Ostatnio w sprawie MW korespondowałem z posłem Michałem Jach, zasiadającym w Sejmowej Komisji Obrony. Oto co mi napisał (pisownia oryginalna, wysłane z Ipada więc wykażmy się tolerancją wobec braku polskich liter):
Czyli z jednej strony silna MW, z drugiej strony czy w ogóle silna i jak silna MW to musimy pomyśleć. Silne Wojsko Polskie tak ale silne według naszego pomysłu.Polska musi mieć sprawną MW. MW powinna reprezentować ambicje jakie ma nasze panstwo. Polska w moim rozumieniu i mojej formacji politycznej to panstwo, które ma prawo i predyspozycje do aspirowania do liczącego się podmiotu międzynarodowego.
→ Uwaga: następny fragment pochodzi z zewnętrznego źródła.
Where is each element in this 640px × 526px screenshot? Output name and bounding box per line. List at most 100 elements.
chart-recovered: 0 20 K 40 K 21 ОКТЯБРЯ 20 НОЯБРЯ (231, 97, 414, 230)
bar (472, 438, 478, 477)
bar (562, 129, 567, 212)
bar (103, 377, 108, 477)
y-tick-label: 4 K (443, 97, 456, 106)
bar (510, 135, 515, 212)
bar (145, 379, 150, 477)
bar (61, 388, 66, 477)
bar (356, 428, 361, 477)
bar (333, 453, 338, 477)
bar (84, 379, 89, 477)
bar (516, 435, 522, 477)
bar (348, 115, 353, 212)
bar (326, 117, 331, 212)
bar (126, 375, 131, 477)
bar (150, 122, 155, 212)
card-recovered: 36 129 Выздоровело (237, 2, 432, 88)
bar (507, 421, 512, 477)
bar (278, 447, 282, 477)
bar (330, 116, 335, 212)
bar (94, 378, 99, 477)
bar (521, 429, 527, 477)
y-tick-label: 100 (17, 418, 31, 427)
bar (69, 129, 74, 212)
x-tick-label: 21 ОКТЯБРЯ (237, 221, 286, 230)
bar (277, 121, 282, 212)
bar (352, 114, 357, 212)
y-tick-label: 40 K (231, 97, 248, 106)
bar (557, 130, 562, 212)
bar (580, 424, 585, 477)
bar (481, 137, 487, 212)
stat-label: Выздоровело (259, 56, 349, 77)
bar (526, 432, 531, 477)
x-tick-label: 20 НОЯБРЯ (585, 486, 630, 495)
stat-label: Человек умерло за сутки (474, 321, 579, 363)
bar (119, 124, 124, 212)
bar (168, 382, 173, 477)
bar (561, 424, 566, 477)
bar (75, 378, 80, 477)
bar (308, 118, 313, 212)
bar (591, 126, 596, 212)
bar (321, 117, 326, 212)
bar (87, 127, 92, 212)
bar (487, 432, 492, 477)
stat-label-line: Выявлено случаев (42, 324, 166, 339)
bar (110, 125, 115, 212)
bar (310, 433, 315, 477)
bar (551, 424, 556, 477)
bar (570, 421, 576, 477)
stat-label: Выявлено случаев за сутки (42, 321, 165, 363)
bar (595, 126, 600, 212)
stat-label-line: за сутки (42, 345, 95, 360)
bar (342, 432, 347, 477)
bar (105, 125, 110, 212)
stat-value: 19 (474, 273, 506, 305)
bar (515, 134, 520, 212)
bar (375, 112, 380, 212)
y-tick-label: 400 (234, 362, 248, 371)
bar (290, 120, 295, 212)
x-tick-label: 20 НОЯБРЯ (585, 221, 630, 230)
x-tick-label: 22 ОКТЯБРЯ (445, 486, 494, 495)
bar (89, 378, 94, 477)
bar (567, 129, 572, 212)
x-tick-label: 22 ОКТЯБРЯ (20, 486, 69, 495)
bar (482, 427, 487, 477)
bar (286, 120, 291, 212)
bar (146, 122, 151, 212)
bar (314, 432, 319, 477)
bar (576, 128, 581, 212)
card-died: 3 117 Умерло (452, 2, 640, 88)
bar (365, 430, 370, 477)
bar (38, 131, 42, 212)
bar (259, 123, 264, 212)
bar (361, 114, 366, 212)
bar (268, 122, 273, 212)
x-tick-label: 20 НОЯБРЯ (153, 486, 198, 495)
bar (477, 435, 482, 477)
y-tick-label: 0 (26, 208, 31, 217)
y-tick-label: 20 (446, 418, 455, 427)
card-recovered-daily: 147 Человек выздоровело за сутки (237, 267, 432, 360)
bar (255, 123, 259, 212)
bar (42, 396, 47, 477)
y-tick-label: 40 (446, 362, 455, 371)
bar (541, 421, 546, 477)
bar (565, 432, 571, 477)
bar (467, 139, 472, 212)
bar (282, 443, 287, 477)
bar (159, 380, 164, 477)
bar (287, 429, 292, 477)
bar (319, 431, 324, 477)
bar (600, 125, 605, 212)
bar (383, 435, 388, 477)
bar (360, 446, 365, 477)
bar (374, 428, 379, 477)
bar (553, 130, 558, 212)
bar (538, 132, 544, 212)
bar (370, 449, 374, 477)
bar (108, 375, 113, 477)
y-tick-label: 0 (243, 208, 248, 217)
Do tego najbardziej predestynowanym rodzajem SZ jest właśnie MW. Mamy rownież zobowiązania wobec NATO. Dlatego też MW powinna posiadać odpowiednie siły i środki, które potwierdzą potencjał naszej armii a także polskiej gospodarki. Jednym z elementów (pozamilitarnym) tej aspiracji jest reprezentacja Polskich SZ poza granicami, a to zadanie najlepiej wykonuje MW.
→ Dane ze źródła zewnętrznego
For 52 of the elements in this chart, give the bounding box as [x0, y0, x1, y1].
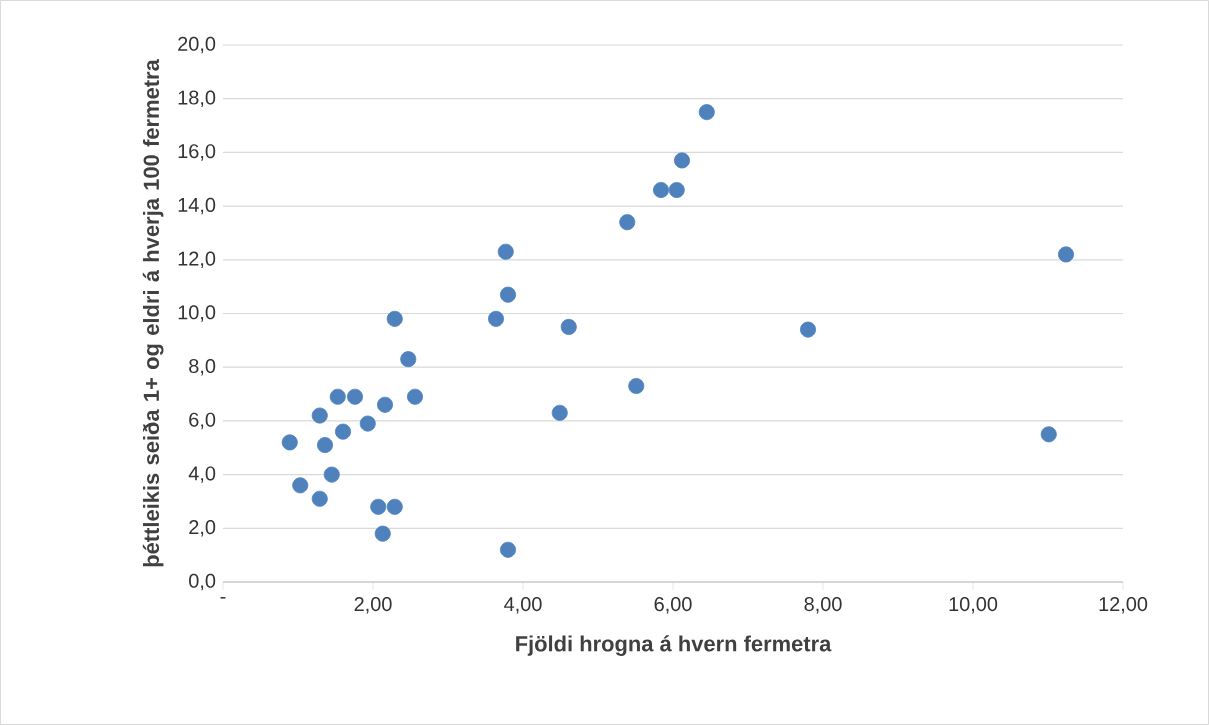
point [359, 415, 376, 432]
y-tick-label: 10,0 [178, 305, 216, 322]
point [281, 434, 298, 451]
x-tick-label: 2,00 [354, 597, 392, 614]
y-tick-label: 12,0 [178, 251, 216, 269]
point [668, 181, 685, 198]
point [374, 525, 391, 542]
point [653, 181, 669, 198]
point [386, 498, 403, 515]
point [400, 351, 417, 368]
point [1058, 246, 1075, 263]
y-tick-label: 8,0 [189, 358, 216, 376]
point [317, 437, 333, 454]
point [311, 490, 328, 507]
y-tick-label: 18,0 [178, 90, 216, 107]
point [1040, 426, 1057, 443]
point [323, 466, 340, 483]
y-tick-label: 16,0 [178, 144, 216, 161]
point [488, 310, 504, 327]
x-tick-label: - [220, 597, 226, 599]
point [370, 498, 387, 515]
x-tick-label: 8,00 [804, 597, 842, 614]
y-tick-label: 0,0 [189, 573, 216, 591]
x-axis-title: Fjöldi hrogna á hvern fermetra [516, 635, 832, 656]
point [800, 321, 817, 338]
point [628, 377, 645, 394]
y-tick-label: 14,0 [178, 197, 216, 215]
y-tick-label: 4,0 [188, 466, 216, 483]
point [674, 152, 690, 169]
point [551, 404, 568, 421]
point [311, 407, 328, 424]
x-tick-label: 10,00 [949, 597, 998, 614]
point [500, 541, 516, 558]
point [698, 104, 715, 121]
point [386, 310, 403, 327]
point [292, 477, 309, 494]
point [560, 318, 577, 335]
point [377, 396, 393, 413]
y-axis-title: þéttleikis seiða 1+ og eldri á hverja 100 fermetra [142, 59, 164, 567]
point [619, 214, 636, 231]
y-tick-label: 2,0 [189, 520, 216, 537]
point [335, 423, 351, 440]
point [497, 243, 514, 260]
y-tick-label: 6,0 [189, 412, 216, 430]
point [347, 388, 363, 405]
x-tick-label: 4,00 [504, 597, 542, 614]
x-tick-label: 6,00 [654, 597, 692, 614]
x-tick-label: 12,00 [1099, 597, 1148, 614]
point [500, 286, 516, 303]
y-tick-label: 20,0 [178, 36, 216, 54]
point [329, 388, 346, 405]
point [407, 388, 423, 405]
Obecnie rządzi partia która określa naszą Ojczyznę jako cyt. "brzydka panna bez pieniędzy na wydaniu". I tutaj mamy problem. Plan Modernizacji Technicznej SZ był przygotowany w sposób, który od poczatku budził watpliwości. obecnie, po tym co dzieje się się na Ukrainie wymaga jak najszybszej nowelizacji. Dotyczy to rownież określenia zadań i wyposażenia MW. Czy Pan wie, że Polska nie posiada strategii morskiej? Jak mozna cokolwiek planować, jesli nie wiemy, w którym kierunku chcemy się rozwijać. Myśle, że dyskusje nt. czy potrzebujemy okrętów patrolowych, jakie okręty podwodne są najlepsze itp. powinna poprzedzić debata czy Polska w ogóle potrzebuje i jakiej MW. Ostatnie decyzje MON i BBN np. przeniesienie Inspektoratu MW do Warszawy świadczą o tym, że nawet organy państwa odpowiedzialne za bezpieczenstwo narodowe: Prezydent i MON nie są do końca o tym przekonane.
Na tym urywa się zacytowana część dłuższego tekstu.